Unbreakable

I wrapped my arms around myself.

 

“Are you cold?” Lukas started to take off his jacket.

 

“I’m fine,” I said.

 

We both knew I was lying. It was December, and I was wearing jeans and a thin gray T-shirt. I would’ve killed for a coat, but I didn’t want to admit how far from fine I really was. Lukas didn’t push me.

 

Maybe he sensed how lost I felt. Lukas and Jared had at least some of the answers, and I didn’t even know the questions. But after the last few hours, I was too exhausted to try to figure them out.

 

I leaned heavily on one arm, and my hand slid across the seat and bumped into Jared’s. Our fingertips touched for a second. He glanced down at them before I pulled away, folding my hands awkwardly in my lap.

 

“So what happened back there?” I asked.

 

“A poltergeist,” Lukas said.

 

“Like the movie?”

 

“Did it feel like a movie?” A reassuring smile played across Lukas’ lips. Jared never seemed to smile. Aside from their clothes and Jared’s scar, it was one of the few ways I could tell them apart.

 

“Not one I’d want to see again.” I tried to relax, but it was impossible with my body wedged between them.

 

“That movie was actually pretty accurate. Poltergeists are paranormal entities that feed off energy—electrical, mechanical, even human—and use it to move objects and cause some serious damage. No one knows exactly what they are, but they’re not spirits.” It sounded like Lukas was repeating something he read on one of those paranormal websites.

 

“I still don’t understand what one was doing in my house.”

 

They both looked away.

 

“You guys showed up in my bedroom out of nowhere, shot my cat with a gun that looked like something from a video game, and told me a demon’s trying to kill me. How could you possibly know that?”

 

Jared looked over at me. “Because our family has been fighting his army for over two hundred years.”

 

“What are you talking about?”

 

“Andras can influence vengeance spirits, and he uses them to do what he can’t—hurt and kill the living,” Lukas said. “The Legion vowed to protect the world from those attacks.”

 

“You mean like those ghost hunters on TV?”

 

Jared frowned. “More like exorcists.”

 

“I thought exorcists help people who are possessed by demons. Or whatever.” I couldn’t start talking about the devil. I sounded insane enough already.

 

“Anything can be possessed—places, animals, even objects,” Jared explained. “And demons don’t have the market cornered. Spirits possess things all the time, like your cat.”

 

I didn’t want to think about it. I secretly hoped that Elvis was curled up in front of the fireplace in one of my neighbors’ houses.

 

Lukas squeezed my shoulder gently. “Exorcists are like supernatural exterminators. If something is hanging around that isn’t supposed to be there, they get rid of it.

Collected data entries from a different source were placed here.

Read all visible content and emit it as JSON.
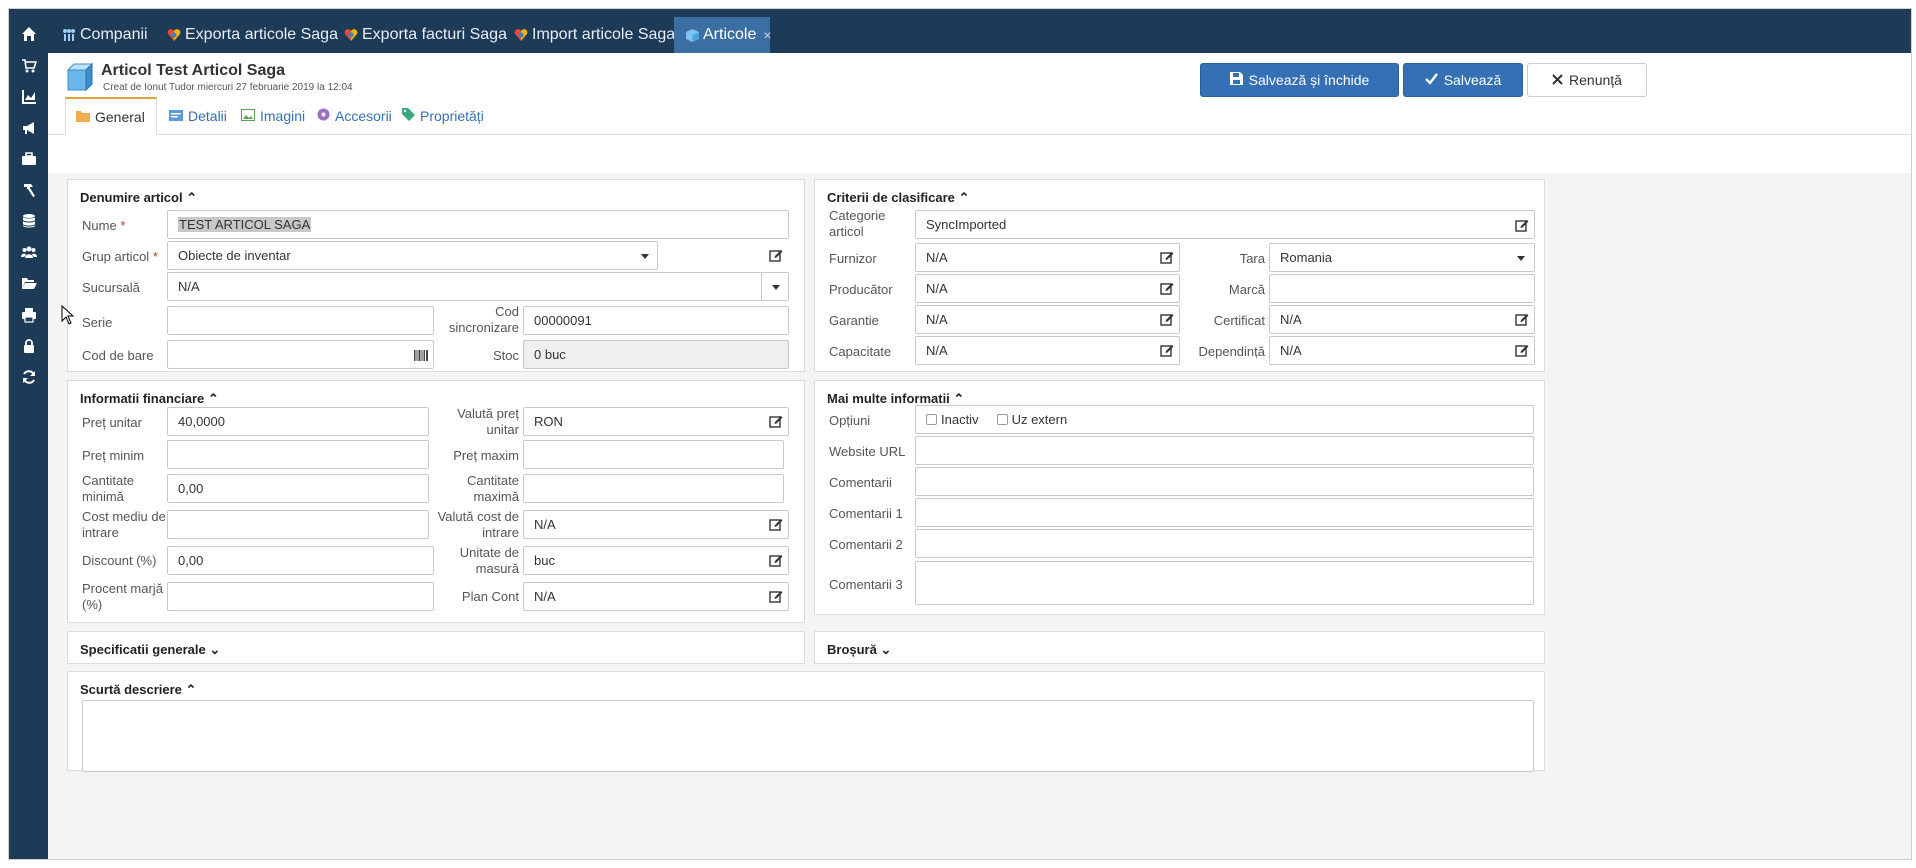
{
  "topbar": {
    "tabs": [
      {
        "label": "Companii"
      },
      {
        "label": "Exporta articole Saga"
      },
      {
        "label": "Exporta facturi Saga"
      },
      {
        "label": "Import articole Saga"
      },
      {
        "label": "Articole",
        "close": "×"
      }
    ]
  },
  "leftnav": {
    "icons": [
      "home-icon",
      "cart-icon",
      "chart-icon",
      "megaphone-icon",
      "briefcase-icon",
      "hammer-icon",
      "database-icon",
      "users-icon",
      "folder-open-icon",
      "print-icon",
      "lock-icon",
      "refresh-icon"
    ]
  },
  "header": {
    "title": "Articol Test Articol Saga",
    "subtitle": "Creat de Ionut Tudor miercuri 27 februarie 2019 la 12:04",
    "save_close": "Salvează și închide",
    "save": "Salvează",
    "cancel": "Renunță"
  },
  "subtabs": [
    "General",
    "Detalii",
    "Imagini",
    "Accesorii",
    "Proprietăți"
  ],
  "denumire": {
    "title": "Denumire articol",
    "nume_label": "Nume",
    "nume_value": "TEST ARTICOL SAGA",
    "grup_label": "Grup articol",
    "grup_value": "Obiecte de inventar",
    "sucursala_label": "Sucursală",
    "sucursala_value": "N/A",
    "serie_label": "Serie",
    "serie_value": "",
    "cod_sync_label_1": "Cod",
    "cod_sync_label_2": "sincronizare",
    "cod_sync_value": "00000091",
    "cod_bare_label": "Cod de bare",
    "cod_bare_value": "",
    "stoc_label": "Stoc",
    "stoc_value": "0 buc",
    "required_mark": "*"
  },
  "financiar": {
    "title": "Informatii financiare",
    "pret_unitar_label": "Preț unitar",
    "pret_unitar_value": "40,0000",
    "valuta_pret_label_1": "Valută preț",
    "valuta_pret_label_2": "unitar",
    "valuta_pret_value": "RON",
    "pret_minim_label": "Preț minim",
    "pret_minim_value": "",
    "pret_maxim_label": "Preț maxim",
    "pret_maxim_value": "",
    "cant_min_label_1": "Cantitate",
    "cant_min_label_2": "minimă",
    "cant_min_value": "0,00",
    "cant_max_label_1": "Cantitate",
    "cant_max_label_2": "maximă",
    "cant_max_value": "",
    "cost_mediu_label_1": "Cost mediu de",
    "cost_mediu_label_2": "intrare",
    "cost_mediu_value": "",
    "valuta_cost_label_1": "Valută cost de",
    "valuta_cost_label_2": "intrare",
    "valuta_cost_value": "N/A",
    "discount_label": "Discount (%)",
    "discount_value": "0,00",
    "unitate_label_1": "Unitate de",
    "unitate_label_2": "masură",
    "unitate_value": "buc",
    "marja_label_1": "Procent marjă",
    "marja_label_2": "(%)",
    "marja_value": "",
    "plan_cont_label": "Plan Cont",
    "plan_cont_value": "N/A"
  },
  "criterii": {
    "title": "Criterii de clasificare",
    "categorie_label_1": "Categorie",
    "categorie_label_2": "articol",
    "categorie_value": "SyncImported",
    "furnizor_label": "Furnizor",
    "furnizor_value": "N/A",
    "tara_label": "Tara",
    "tara_value": "Romania",
    "producator_label": "Producător",
    "producator_value": "N/A",
    "marca_label": "Marcă",
    "marca_value": "",
    "garantie_label": "Garantie",
    "garantie_value": "N/A",
    "certificat_label": "Certificat",
    "certificat_value": "N/A",
    "capacitate_label": "Capacitate",
    "capacitate_value": "N/A",
    "dependinta_label": "Dependință",
    "dependinta_value": "N/A"
  },
  "informatii": {
    "title": "Mai multe informatii",
    "optiuni_label": "Opțiuni",
    "inactiv_label": "Inactiv",
    "uz_extern_label": "Uz extern",
    "website_label": "Website URL",
    "comentarii_label": "Comentarii",
    "comentarii1_label": "Comentarii 1",
    "comentarii2_label": "Comentarii 2",
    "comentarii3_label": "Comentarii 3"
  },
  "sections": {
    "specificatii": "Specificatii generale",
    "brosura": "Broșură",
    "scurta": "Scurtă descriere"
  },
  "colors": {
    "nav_bg": "#1d3a57",
    "active_tab": "#3b6fa4",
    "primary_button": "#3470b3",
    "required": "#c0392b"
  }
}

For the Legion, that’s a full-time job.”

 

How could the world they were describing possibly exist within the one I had lived in my whole life?

 

Angels and demons? Ghosts that can possess whatever they want, and a secret society of exorcists….

 

“Are you telling me that someone in your family was part of the Legion?”

 

“The responsibility has been passed down, each member choosing a blood descendant to assume the duty at the time of their death. It’s been that way since the night our ancestors accidentally set Andras free.”

 

For a moment I didn’t respond. I watched them—Jared scowling at the road, Lukas with his boots on the dashboard. Neither of them looked delusional, and they definitely knew something about getting rid of vengeful spirits. But the rest of it sounded like an old family legend—a story that someone had misrepresented as history. Were their parents crazy? Conspiracy theorists who had passed on their deranged beliefs to their sons?

 

“Do you think the part about the demon could be a story? A way to explain why these spirits try to hurt people?”

 

Lukas took a leather journal out of the glove compartment. At least it looked like it had been a journal once. Now it was falling apart, scraps and torn pages slipping out from between the scratched covers. He opened it, tucking the loose pages back into their proper places, and handed it to me. “I wish it was just a story.”

 

The spine was broken, the ink completely streaked in some places and illegible in others. Faded script from another time stared back at me.

 

“Is this Latin?”

 

“Yeah.” Lukas pointed to the less faded print below the passage. “That’s the translation.”

 

 

Konstantin Lockhart

 

 

 

 

 

13th December 1776

 

 

After careful examination of the grimoire, we have selected the demon most suited to aid us in this mission. Andras, the Author of Discords, one who breeds distrust and dissension among men. In two nights’ time, we shall summon Andras, using the angel, Anarel, to control him, and command the beast to find the Illuminati and destroy it from within.

 

May the black dove always carry you.